Après avoir accepté le prix Miles-Davis des mains d'Alain Simard, Stanley Clarke s'est dit chanceux d'avoir appris des Art Blakey, Dexter Gordon, Joe Henderson et Horace Silver et il a salué son frère Lenny White et son grand frère Chick Corea. Puis il a souligné qu'au moment où on recense une vingtaine de conflits dans le monde, le job de tous les artistes est de faire en sorte que la planète demeure cool. «C'est ce que nous faisons», a-t-il aussitôt ajouté.

Return To Forever s'est empressé de lui donner raison. Le supergroupe ne m'a jamais paru aussi soudé, aussi cool pour reprendre l'expression de son bassiste, que dans sa quatrième incarnation qu'il nous a été donné de voir et d'entendre hier soir à Wilfrid-Pelletier. En lieu et place de superhéros du jazz fusion qui auraient pu se contenter de tirer la couverture chacun de son côté, nous avions devant nous cinq musiciens dont le plaisir collectif était tout aussi évident dans la musique festive qu'ils produisaient que dans les sourires, les poignées de main et les accolades qu'ils échangeaient entre les longues suites instrumentales.

Tonnerre

Les spectateurs, auxquels le batteur Lenny White a dit qu'il les considérait comme des amis, étaient fébriles. Ils ont applaudi dès les premières notes de Medieval Overture servies par Corea puis Clarke et White se sont mis à l'oeuvre et le tonnerre s'est mis à gronder. Avec une aussi formidable section rythmique, les solistes avaient beau jeu. Ils auraient pu s'éclater dans toutes les directions pendant que le bassiste et le batteur gardaient le fort, mais l'heure n'était pas à l'esbroufe et à la performance individuelle, mais au jeu d'ensemble. Chacun des solos de Corea, du guitariste Frank Gambale et du violoniste Jean-Luc Ponty s'imbriquait dans une grande toile qui servait bien la composition.

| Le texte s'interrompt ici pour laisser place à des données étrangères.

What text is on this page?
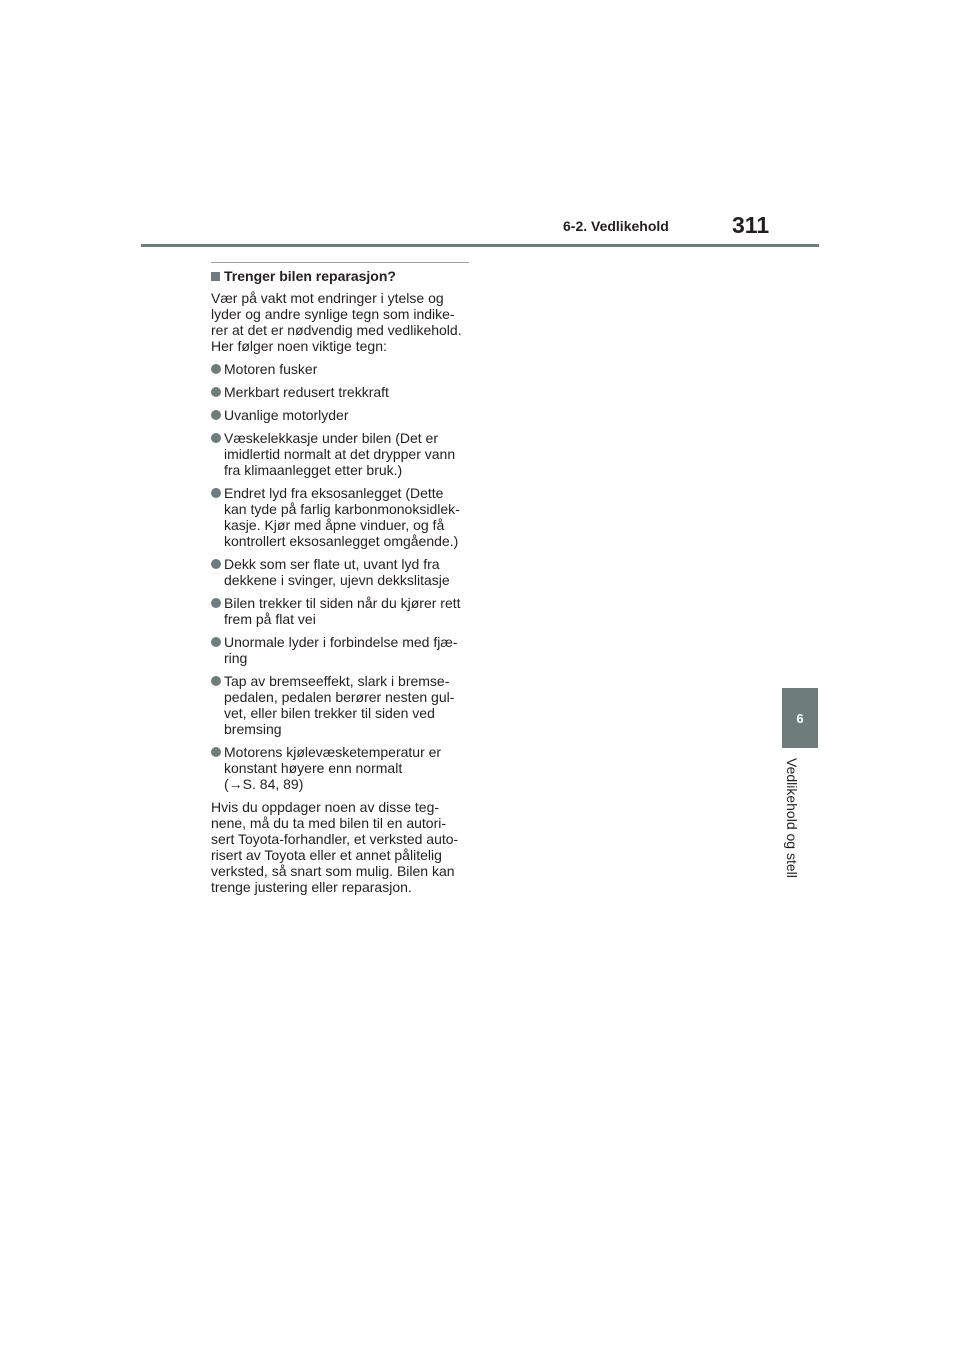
6-2. Vedlikehold	311
6
Vedlikehold og stell
Trenger bilen reparasjon?

Vær på vakt mot endringer i ytelse og
lyder og andre synlige tegn som indike-
rer at det er nødvendig med vedlikehold.
Her følger noen viktige tegn:

Motoren fusker
Merkbart redusert trekkraft
Uvanlige motorlyder
Væskelekkasje under bilen (Det er
imidlertid normalt at det drypper vann
fra klimaanlegget etter bruk.)
Endret lyd fra eksosanlegget (Dette
kan tyde på farlig karbonmonoksidlek-
kasje. Kjør med åpne vinduer, og få
kontrollert eksosanlegget omgående.)
Dekk som ser flate ut, uvant lyd fra
dekkene i svinger, ujevn dekkslitasje
Bilen trekker til siden når du kjører rett
frem på flat vei
Unormale lyder i forbindelse med fjæ-
ring
Tap av bremseeffekt, slark i bremse-
pedalen, pedalen berører nesten gul-
vet, eller bilen trekker til siden ved
bremsing
Motorens kjølevæsketemperatur er
konstant høyere enn normalt
(→S. 84, 89)

Hvis du oppdager noen av disse teg-
nene, må du ta med bilen til en autori-
sert Toyota-forhandler, et verksted auto-
risert av Toyota eller et annet pålitelig
verksted, så snart som mulig. Bilen kan
trenge justering eller reparasjon.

Une toile dans laquelle le violon de Ponty - «un ami dont j'ai fait la connaissance en 1923», a dit Corea le taquin - a pris tout naturellement sa place. Ponty sert magnifiquement ce nouveau Return To Forever en ce que son instrument peut tout aussi bien dialoguer avec le piano, électrique ou acoustique, de Corea qu'avec la guitare de Gambale. En plus, il donne de nouvelles couleurs à ces compositions des années 70 et limite par sa présence les sparages à la guitare qui les alourdissaient inutilement.

J'en tiens pour preuve cette très belle intro piano acoustique/violon de Corea et Pony qui avait quelque chose d'organique, un qualificatif qui ne s'est pas toujours bien prêté au jazz fusion de RTF ni à la musique de Ponty quand elle baignait dans les synthés. Puis Clarke et White ont pris le relais et ont lancé Sorceress sur un beat lourd et bluesé sur lequel ont pu s'exprimer Gambale, Ponty et Corea.

Juste avant l'entracte, After the Cosmic Rain nous a tous mis en appétit pour la deuxième partie de la soirée. Après Ponty et Corea, le géant Clarke s'est lancé dans un solo mélodique à souhait qui s'est métamorphosé en une envolée pétaradante. Ébloui, le public s'est levé d'un trait pour faire une ovation aux cinq musiciens.